The father of cricket - WG Grace

WG Grace’s family devoted their life to cricket. His elder brother Edward Grace and younger brother Fred Grace, both played Test cricket for England and were the first trio of brothers to represent their country at the international level.

William Grace spent 45 years playing professional cricket for club and country. He made his First-Class debut in 1865 and went on to represent 29 teams at the professional level, including the England national team.  

WG Grace was the first cricketer to surpass the 50,000 mark in First-Class cricket and finished with 54,211 runs. He was a fantastic medium pacer as well, picking up 2,809 wickets in FC cricket.
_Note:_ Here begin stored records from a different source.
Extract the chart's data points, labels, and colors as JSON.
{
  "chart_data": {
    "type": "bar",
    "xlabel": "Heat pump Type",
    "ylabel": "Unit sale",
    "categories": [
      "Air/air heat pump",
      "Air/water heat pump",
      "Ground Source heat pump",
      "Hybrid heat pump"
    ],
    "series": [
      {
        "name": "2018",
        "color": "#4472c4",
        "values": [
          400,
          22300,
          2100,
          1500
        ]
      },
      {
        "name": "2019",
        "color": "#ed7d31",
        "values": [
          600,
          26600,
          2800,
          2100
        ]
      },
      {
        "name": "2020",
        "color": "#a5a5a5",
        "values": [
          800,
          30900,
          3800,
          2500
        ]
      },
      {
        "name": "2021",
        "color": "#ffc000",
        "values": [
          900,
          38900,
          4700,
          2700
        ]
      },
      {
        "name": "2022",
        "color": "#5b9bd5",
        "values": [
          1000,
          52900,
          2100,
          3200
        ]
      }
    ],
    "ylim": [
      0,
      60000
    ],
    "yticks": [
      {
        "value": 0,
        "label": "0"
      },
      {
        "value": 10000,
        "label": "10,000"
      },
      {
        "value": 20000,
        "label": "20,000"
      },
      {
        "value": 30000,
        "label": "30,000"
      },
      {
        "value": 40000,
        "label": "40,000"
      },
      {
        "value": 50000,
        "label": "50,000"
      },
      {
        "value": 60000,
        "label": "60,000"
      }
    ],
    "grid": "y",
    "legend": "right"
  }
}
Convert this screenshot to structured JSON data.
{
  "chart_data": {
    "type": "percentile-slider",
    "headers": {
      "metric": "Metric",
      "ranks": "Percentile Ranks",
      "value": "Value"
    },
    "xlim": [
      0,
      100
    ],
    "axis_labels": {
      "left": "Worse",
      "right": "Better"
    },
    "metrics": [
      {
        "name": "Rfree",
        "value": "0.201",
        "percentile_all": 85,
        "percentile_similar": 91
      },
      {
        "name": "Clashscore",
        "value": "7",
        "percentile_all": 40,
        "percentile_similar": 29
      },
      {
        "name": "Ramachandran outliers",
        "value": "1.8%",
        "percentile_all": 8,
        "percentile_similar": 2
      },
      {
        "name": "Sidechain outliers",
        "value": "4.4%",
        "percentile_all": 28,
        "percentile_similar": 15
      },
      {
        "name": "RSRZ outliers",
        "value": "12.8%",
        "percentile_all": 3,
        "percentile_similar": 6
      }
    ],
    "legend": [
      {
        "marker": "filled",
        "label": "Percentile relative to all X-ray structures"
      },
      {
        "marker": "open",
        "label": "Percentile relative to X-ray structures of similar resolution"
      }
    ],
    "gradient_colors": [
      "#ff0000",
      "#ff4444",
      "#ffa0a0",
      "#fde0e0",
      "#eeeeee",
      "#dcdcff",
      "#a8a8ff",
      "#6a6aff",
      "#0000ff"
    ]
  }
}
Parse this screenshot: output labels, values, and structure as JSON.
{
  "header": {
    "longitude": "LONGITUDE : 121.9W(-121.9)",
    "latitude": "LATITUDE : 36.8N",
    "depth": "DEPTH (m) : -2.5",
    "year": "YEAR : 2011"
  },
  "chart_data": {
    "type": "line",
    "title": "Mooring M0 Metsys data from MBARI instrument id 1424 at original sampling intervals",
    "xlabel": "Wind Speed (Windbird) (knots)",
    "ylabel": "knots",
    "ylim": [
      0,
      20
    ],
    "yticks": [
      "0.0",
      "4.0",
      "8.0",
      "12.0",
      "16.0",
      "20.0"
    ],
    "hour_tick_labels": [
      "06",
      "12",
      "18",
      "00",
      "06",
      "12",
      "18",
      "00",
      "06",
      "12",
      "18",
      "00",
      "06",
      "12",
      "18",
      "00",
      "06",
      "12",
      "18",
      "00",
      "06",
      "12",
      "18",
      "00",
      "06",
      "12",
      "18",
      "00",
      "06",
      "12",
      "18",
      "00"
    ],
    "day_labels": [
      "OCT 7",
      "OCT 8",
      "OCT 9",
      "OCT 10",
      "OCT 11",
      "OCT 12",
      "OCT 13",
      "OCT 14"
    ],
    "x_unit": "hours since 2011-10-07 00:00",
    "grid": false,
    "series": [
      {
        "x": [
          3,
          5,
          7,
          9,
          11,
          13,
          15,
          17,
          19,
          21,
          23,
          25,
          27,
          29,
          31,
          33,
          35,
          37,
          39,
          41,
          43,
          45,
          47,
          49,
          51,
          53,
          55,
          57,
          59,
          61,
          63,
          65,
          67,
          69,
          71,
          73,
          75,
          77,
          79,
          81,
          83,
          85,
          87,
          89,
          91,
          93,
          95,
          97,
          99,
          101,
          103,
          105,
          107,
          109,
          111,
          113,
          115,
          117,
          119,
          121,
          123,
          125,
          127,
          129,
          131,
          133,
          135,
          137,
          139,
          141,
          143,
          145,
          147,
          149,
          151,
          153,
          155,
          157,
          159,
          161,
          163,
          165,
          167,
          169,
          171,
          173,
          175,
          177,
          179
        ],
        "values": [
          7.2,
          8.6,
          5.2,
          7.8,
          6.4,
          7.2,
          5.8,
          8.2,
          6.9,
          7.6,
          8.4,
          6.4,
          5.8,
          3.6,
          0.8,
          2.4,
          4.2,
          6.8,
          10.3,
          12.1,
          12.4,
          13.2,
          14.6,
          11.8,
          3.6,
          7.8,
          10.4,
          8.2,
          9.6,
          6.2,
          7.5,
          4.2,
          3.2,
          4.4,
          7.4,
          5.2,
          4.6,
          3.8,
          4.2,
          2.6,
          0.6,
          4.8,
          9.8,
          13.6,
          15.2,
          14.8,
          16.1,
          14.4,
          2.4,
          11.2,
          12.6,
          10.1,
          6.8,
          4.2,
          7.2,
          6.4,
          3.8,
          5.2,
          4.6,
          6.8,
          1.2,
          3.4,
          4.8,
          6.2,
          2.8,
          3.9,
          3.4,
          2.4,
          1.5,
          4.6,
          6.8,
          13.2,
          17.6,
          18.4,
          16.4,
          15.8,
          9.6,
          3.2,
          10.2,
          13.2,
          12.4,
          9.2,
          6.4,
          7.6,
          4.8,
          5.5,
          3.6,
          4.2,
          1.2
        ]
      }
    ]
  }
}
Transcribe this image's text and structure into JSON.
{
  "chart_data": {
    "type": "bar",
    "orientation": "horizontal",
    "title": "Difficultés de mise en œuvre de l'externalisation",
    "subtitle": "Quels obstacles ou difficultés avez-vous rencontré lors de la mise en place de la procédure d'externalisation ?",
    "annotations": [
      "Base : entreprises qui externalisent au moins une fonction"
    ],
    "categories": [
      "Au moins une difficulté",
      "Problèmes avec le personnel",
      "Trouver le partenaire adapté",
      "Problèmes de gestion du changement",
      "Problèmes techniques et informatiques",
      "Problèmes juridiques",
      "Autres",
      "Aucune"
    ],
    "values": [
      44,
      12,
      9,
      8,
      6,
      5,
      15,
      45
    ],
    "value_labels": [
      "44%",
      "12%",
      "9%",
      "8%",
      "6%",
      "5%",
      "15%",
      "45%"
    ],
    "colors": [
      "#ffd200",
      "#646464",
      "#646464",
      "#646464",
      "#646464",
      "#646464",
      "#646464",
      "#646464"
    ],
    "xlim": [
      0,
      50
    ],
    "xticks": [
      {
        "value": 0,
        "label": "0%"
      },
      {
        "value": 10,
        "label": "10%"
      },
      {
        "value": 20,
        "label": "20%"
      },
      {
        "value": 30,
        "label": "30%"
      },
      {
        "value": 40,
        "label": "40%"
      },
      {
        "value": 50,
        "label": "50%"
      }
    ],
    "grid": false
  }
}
He is the only cricketer to feature in the top 10 list of most runs and most wickets in First-Class history. 

Renowned for his all-round skills as a batter and bowler, Grace constantly innovated his batting style and was revered for his arsenal of shots. Former cricketer Maharaja Ranjitsinhji, who played with the English great in the County Championship, termed him as “The Bible of batsmanship”.

He also played a significant role in improving the business of sports at a time when professional sports like football and cricket were only played by men belonging to a higher society, only for the pleasure of it. For a long time, until the latter years of the 19th century, the governing bodies of these sports prohibited players from earning money as it was deemed against the spirit.

One of the earliest members of the Marylebone Cricket Club (MCC), Grace invested a lot of time and energy to shape and reform the rules of cricket and it was during his period that the three stumps in the wicket became a norm.